Spain- £79, New York – £184

By | Category: Travel rumblings

Malaga

Yes, in January 1997 it cost just £59 to travel to Malaga and Alicante, £79 to Faro in the Algarve and £99 to Greece.

We’ve just moved house. Like all movers, up we went into the loft to bring down all those boxes packed with unwanted china and the like which were hidden from sight years ago. In unwrapping them to see whether they would join us in the new home the wrapping was January 1997, seventeen years ago. And it included the travel features from a few newspapers when many were still broadsheet and thus, better for wrapping and protecting all those things you felt you had to keep.

Some places were hardly mentioned, places like Dubai which appeared in only one of the 45 adverts that I read through. Then it cost £280 to buy a return flight. Today Dubai is a popular destination that is strongly marketed. Back then it hardly registered on people’s holiday radar. Mexico appeared in half a dozen of the ads and the Cape Verde Islands were nowhere to be seen. British Midland advertised Bergen in Norway for £239 return whereas today with low-cost flights you would pay half of that. Chamonix – for a week’s skiing in late March on a half-board basis was available for £398.

Thomson Holidays were offering a special from Birmingham to Cyprus in early June 1997 for£ 263 for a three star self-catering holiday whilst their most expensive was £860 per person for a 14 night full-board holiday at the 4* Polycarpia hotel in July just before the summer holidays began. Kuoni offered Bali for 12 nights in, what it called, a medium class hotel with no meals for £599. Thomas Cook weren’t advertising in that issue.
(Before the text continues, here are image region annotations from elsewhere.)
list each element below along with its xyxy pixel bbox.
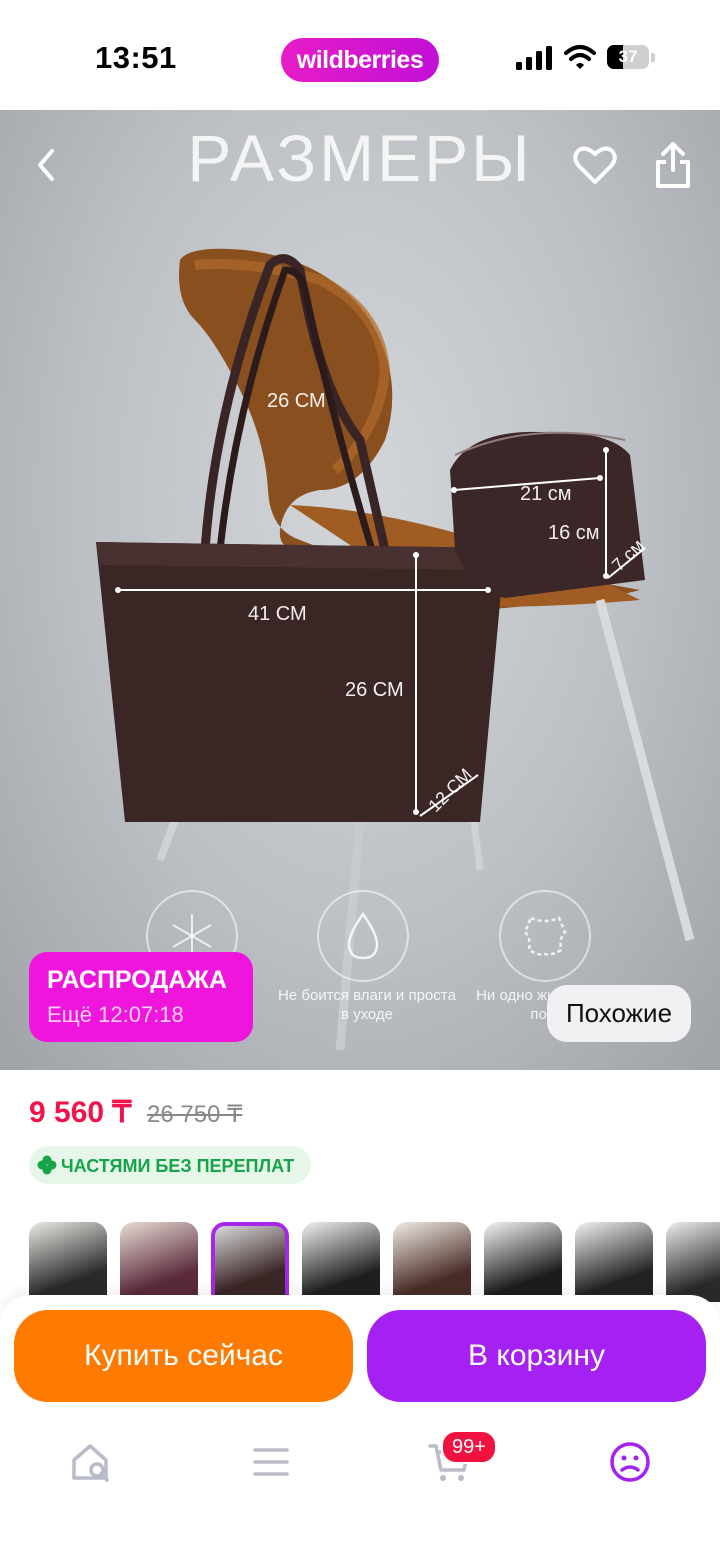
heart-icon[interactable] (572, 142, 618, 188)
thumbnail[interactable] (29, 1222, 107, 1302)
cellular-signal-icon (516, 46, 552, 70)
menu-icon[interactable] (249, 1440, 293, 1484)
dimension-label: 21 см (520, 483, 572, 505)
thumbnail-selected[interactable] (211, 1222, 289, 1302)
sale-title: РАСПРОДАЖА (47, 966, 227, 994)
thumbnail-strip (29, 1222, 720, 1302)
installment-badge[interactable]: ЧАСТЯМИ БЕЗ ПЕРЕПЛАТ (29, 1146, 311, 1184)
profile-icon[interactable] (608, 1440, 652, 1484)
current-price: 9 560 ₸ (29, 1096, 132, 1129)
thumbnail[interactable] (393, 1222, 471, 1302)
status-time: 13:51 (95, 40, 177, 75)
similar-button[interactable]: Похожие (547, 985, 691, 1042)
feature-text: Не боится влаги и простa в уходе (278, 987, 456, 1023)
cart-count-badge: 99+ (441, 1430, 497, 1464)
thumbnail[interactable] (120, 1222, 198, 1302)
wildberries-logo: wildberries (281, 38, 439, 82)
dimension-label: 16 см (548, 522, 600, 544)
clover-icon (37, 1155, 57, 1175)
thumbnail[interactable] (666, 1222, 720, 1302)
dimension-label: 41 СМ (248, 603, 307, 625)
bottom-tab-bar (0, 1420, 720, 1565)
battery-level: 37 (618, 47, 638, 66)
leather-icon (499, 890, 591, 982)
water-drop-icon (317, 890, 409, 982)
purchase-action-bar: Купить сейчас В корзину (0, 1295, 720, 1420)
home-search-icon[interactable] (68, 1440, 112, 1484)
old-price: 26 750 ₸ (147, 1101, 243, 1128)
sale-timer: Ещё 12:07:18 (47, 1002, 184, 1027)
back-arrow-icon[interactable] (30, 145, 62, 185)
status-bar: 13:51 wildberries 37 (0, 0, 720, 110)
product-image[interactable]: РАЗМЕРЫ 26 СМ 41 СМ 26 СМ 12 СМ 21 см 16… (0, 110, 720, 1070)
sale-badge: РАСПРОДАЖА Ещё 12:07:18 (29, 952, 253, 1042)
thumbnail[interactable] (484, 1222, 562, 1302)
thumbnail[interactable] (575, 1222, 653, 1302)
dimension-label: 26 СМ (345, 679, 404, 701)
battery-icon: 37 (607, 45, 657, 71)
wifi-icon (564, 45, 596, 69)
buy-now-button[interactable]: Купить сейчас (14, 1310, 353, 1402)
add-to-cart-button[interactable]: В корзину (367, 1310, 706, 1402)
dimension-label: 26 СМ (267, 390, 326, 412)
share-icon[interactable] (652, 140, 694, 190)
installment-text: ЧАСТЯМИ БЕЗ ПЕРЕПЛАТ (61, 1156, 295, 1176)
thumbnail[interactable] (302, 1222, 380, 1302)
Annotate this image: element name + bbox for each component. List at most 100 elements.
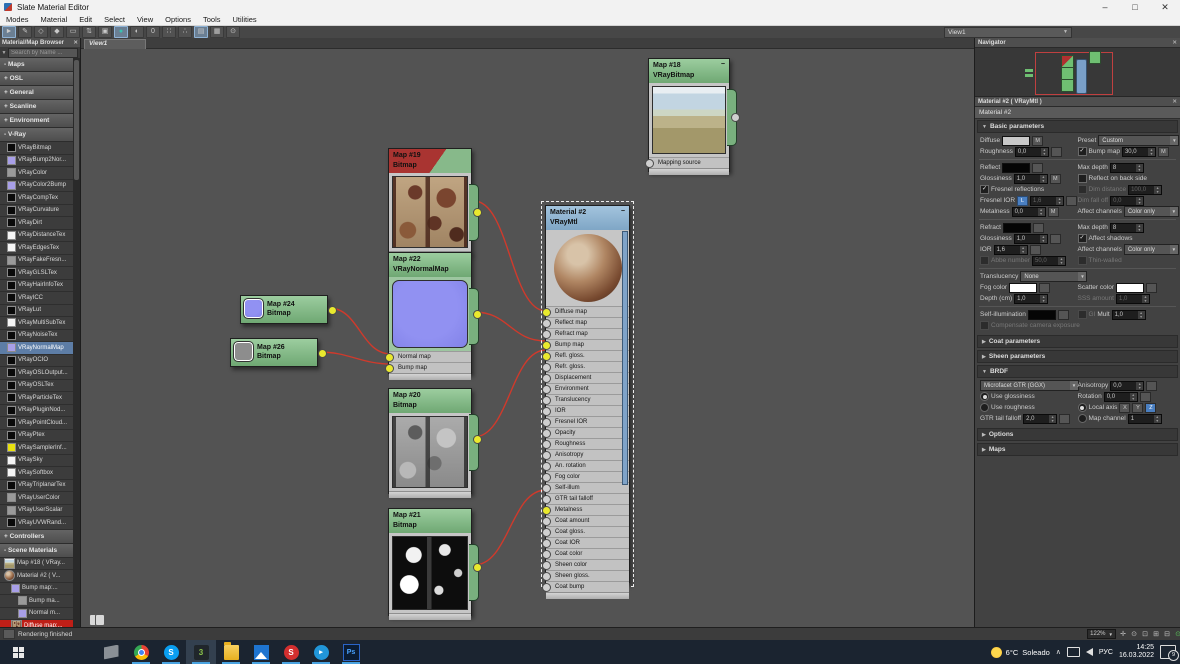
checkbox-box[interactable] (1077, 174, 1087, 183)
hidden-icons-caret[interactable]: ∧ (1056, 648, 1061, 656)
browser-group-osl[interactable]: + OSL (0, 72, 73, 86)
spinner-arrows-icon[interactable]: ▲ ▼ (1142, 294, 1149, 303)
input-socket[interactable] (542, 517, 551, 526)
move-children-icon[interactable]: ⇅ (82, 26, 96, 38)
use-glossiness-radio[interactable]: Use glossiness (980, 392, 1035, 401)
input-socket[interactable] (542, 473, 551, 482)
node-slot-opacity[interactable]: Opacity (542, 427, 629, 438)
browser-item[interactable]: VRayGLSLTex (0, 267, 73, 280)
checkbox-box[interactable] (980, 321, 989, 330)
checkbox-box[interactable]: ✓ (1077, 234, 1087, 243)
spinner-arrows-icon[interactable]: ▲ ▼ (1049, 414, 1057, 423)
refract-color-swatch[interactable] (1002, 222, 1031, 233)
diffuse-color-swatch[interactable] (1002, 135, 1031, 146)
gtr-tail-falloff-spinner[interactable]: 2,0 ▲ ▼ (1023, 413, 1058, 424)
zoom-extents-selected-icon[interactable]: ⊟ (1162, 630, 1172, 639)
node-map26-bitmap[interactable]: Map #26 Bitmap (230, 338, 327, 367)
select-by-material-icon[interactable]: ⊙ (226, 26, 240, 38)
map20-output-socket[interactable] (473, 435, 482, 444)
rollout-brdf[interactable]: ▼ BRDF (977, 365, 1178, 378)
browser-scrollbar[interactable] (73, 58, 80, 628)
browser-group-scene-materials[interactable]: - Scene Materials (0, 543, 73, 558)
browser-item[interactable]: VRaySky (0, 454, 73, 467)
scene-tree-item[interactable]: Map #18 ( VRay... (0, 557, 73, 570)
translucency-dropdown[interactable]: None ▼ (1020, 271, 1088, 282)
reflect-color-swatch[interactable] (1002, 162, 1031, 173)
metalness-map-button[interactable]: M (1047, 206, 1059, 217)
spinner-arrows-icon[interactable]: ▲ ▼ (1154, 185, 1162, 194)
put-material-to-scene-icon[interactable]: ◇ (34, 26, 48, 38)
node-slot-metalness[interactable]: Metalness (542, 504, 629, 515)
assign-material-to-selection-icon[interactable]: ◆ (50, 26, 64, 38)
node-map18-vraybitmap[interactable]: − Map #18 VRayBitmap Mapping source (645, 58, 740, 175)
input-socket[interactable] (385, 364, 394, 373)
map-channel-spinner[interactable]: 1 ▲ ▼ (1127, 413, 1162, 424)
anisotropy-map-button[interactable] (1146, 380, 1158, 391)
node-scrollbar[interactable] (622, 231, 628, 485)
browser-item[interactable]: VRayUserColor (0, 492, 73, 505)
menu-select[interactable]: Select (104, 15, 125, 24)
map22-output-socket[interactable] (473, 310, 482, 319)
spinner-arrows-icon[interactable]: ▲ ▼ (1135, 223, 1143, 232)
radio-circle[interactable] (980, 403, 989, 412)
node-slot-coat-bump[interactable]: Coat bump (542, 581, 629, 592)
navigator-viewport-frame[interactable] (1035, 52, 1113, 95)
browser-group-maps[interactable]: - Maps (0, 58, 73, 72)
rollout-coat-parameters[interactable]: ▶ Coat parameters (977, 335, 1178, 348)
dim-distance-checkbox[interactable]: Dim distance (1077, 185, 1126, 194)
sss-amount-spinner[interactable]: 1,0 ▲ ▼ (1116, 293, 1150, 304)
node-map22-vraynormalmap[interactable]: Map #22 VRayNormalMap Normal map Bump map (385, 252, 482, 380)
browser-item[interactable]: VRayFakeFresn... (0, 254, 73, 267)
input-socket[interactable] (542, 583, 551, 592)
menu-material[interactable]: Material (41, 15, 68, 24)
volume-icon[interactable] (1085, 648, 1093, 656)
input-socket[interactable] (542, 429, 551, 438)
preset-dropdown[interactable]: Custom ▼ (1098, 135, 1180, 146)
gtr-tail-falloff-map-button[interactable] (1059, 413, 1071, 424)
anisotropy-spinner[interactable]: 0,0 ▲ ▼ (1110, 380, 1145, 391)
refract-max-depth-spinner[interactable]: 8 ▲ ▼ (1109, 222, 1144, 233)
node-slot-ior[interactable]: IOR (542, 405, 629, 416)
node-slot-gtr-tail-falloff[interactable]: GTR tail falloff (542, 493, 629, 504)
radio-circle[interactable] (980, 392, 989, 401)
close-button[interactable]: ✕ (1150, 0, 1180, 14)
node-map21-bitmap[interactable]: Map #21 Bitmap (388, 508, 482, 620)
dim-distance-spinner[interactable]: 100,0 ▲ ▼ (1128, 184, 1163, 195)
input-socket[interactable] (542, 528, 551, 537)
taskbar-3ds-max[interactable]: 3 (186, 640, 216, 664)
node-slot-mapping-source[interactable]: Mapping source (645, 157, 729, 168)
browser-item[interactable]: VRayCompTex (0, 192, 73, 205)
show-grid-icon[interactable]: 0 (146, 26, 160, 38)
node-slot-refr-gloss-[interactable]: Refr. gloss. (542, 361, 629, 372)
browser-item[interactable]: VRayICC (0, 292, 73, 305)
input-socket[interactable] (542, 506, 551, 515)
rotation-map-button[interactable] (1139, 391, 1151, 402)
metalness-spinner[interactable]: 0,0 ▲ ▼ (1011, 206, 1046, 217)
browser-item[interactable]: VRayUVWRand... (0, 517, 73, 530)
refract-affect-channels-dropdown[interactable]: Color only ▼ (1123, 244, 1179, 255)
minimize-button[interactable]: – (1090, 0, 1120, 14)
network-icon[interactable] (1066, 647, 1080, 657)
close-icon[interactable]: ✕ (1172, 40, 1177, 46)
input-socket[interactable] (542, 396, 551, 405)
layout-children-icon[interactable]: ∴ (178, 26, 192, 38)
input-socket[interactable] (385, 353, 394, 362)
checkbox-box[interactable]: ✓ (1077, 147, 1087, 156)
abbe-number-spinner[interactable]: 50,0 ▲ ▼ (1032, 255, 1067, 266)
roughness-spinner[interactable]: 0,0 ▲ ▼ (1014, 146, 1049, 157)
fog-color-map-button[interactable] (1039, 282, 1051, 293)
node-slot-displacement[interactable]: Displacement (542, 372, 629, 383)
spinner-arrows-icon[interactable]: ▲ ▼ (1056, 196, 1064, 205)
spinner-arrows-icon[interactable]: ▲ ▼ (1129, 392, 1137, 401)
node-slot-translucency[interactable]: Translucency (542, 394, 629, 405)
pan-to-selection-icon[interactable]: ⊙ (1173, 630, 1180, 639)
pan-hand-icon[interactable]: ✛ (1118, 630, 1128, 639)
browser-item[interactable]: VRayNormalMap (0, 342, 73, 355)
node-map20-bitmap[interactable]: Map #20 Bitmap (388, 388, 482, 498)
map18-output-socket[interactable] (731, 113, 740, 122)
zoom-region-icon[interactable]: ⊡ (1140, 630, 1150, 639)
reflect-back-side-checkbox[interactable]: Reflect on back side (1077, 174, 1147, 183)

It is the price of long-haul holidays and flights that you really notice the difference. Australia was £498 return, roughly what I was paying twenty-years earlier so inflation would have made that much cheaper. Today the price would be closer to £799. New York at £184 would be nearer double that even in the sales.

Why?

Air Passenger Duty – APD – that tax that has jumped for just a few pounds to over £80 in the last twenty years for long-haul flights. But has it deterred us from flying or just made it more expensive?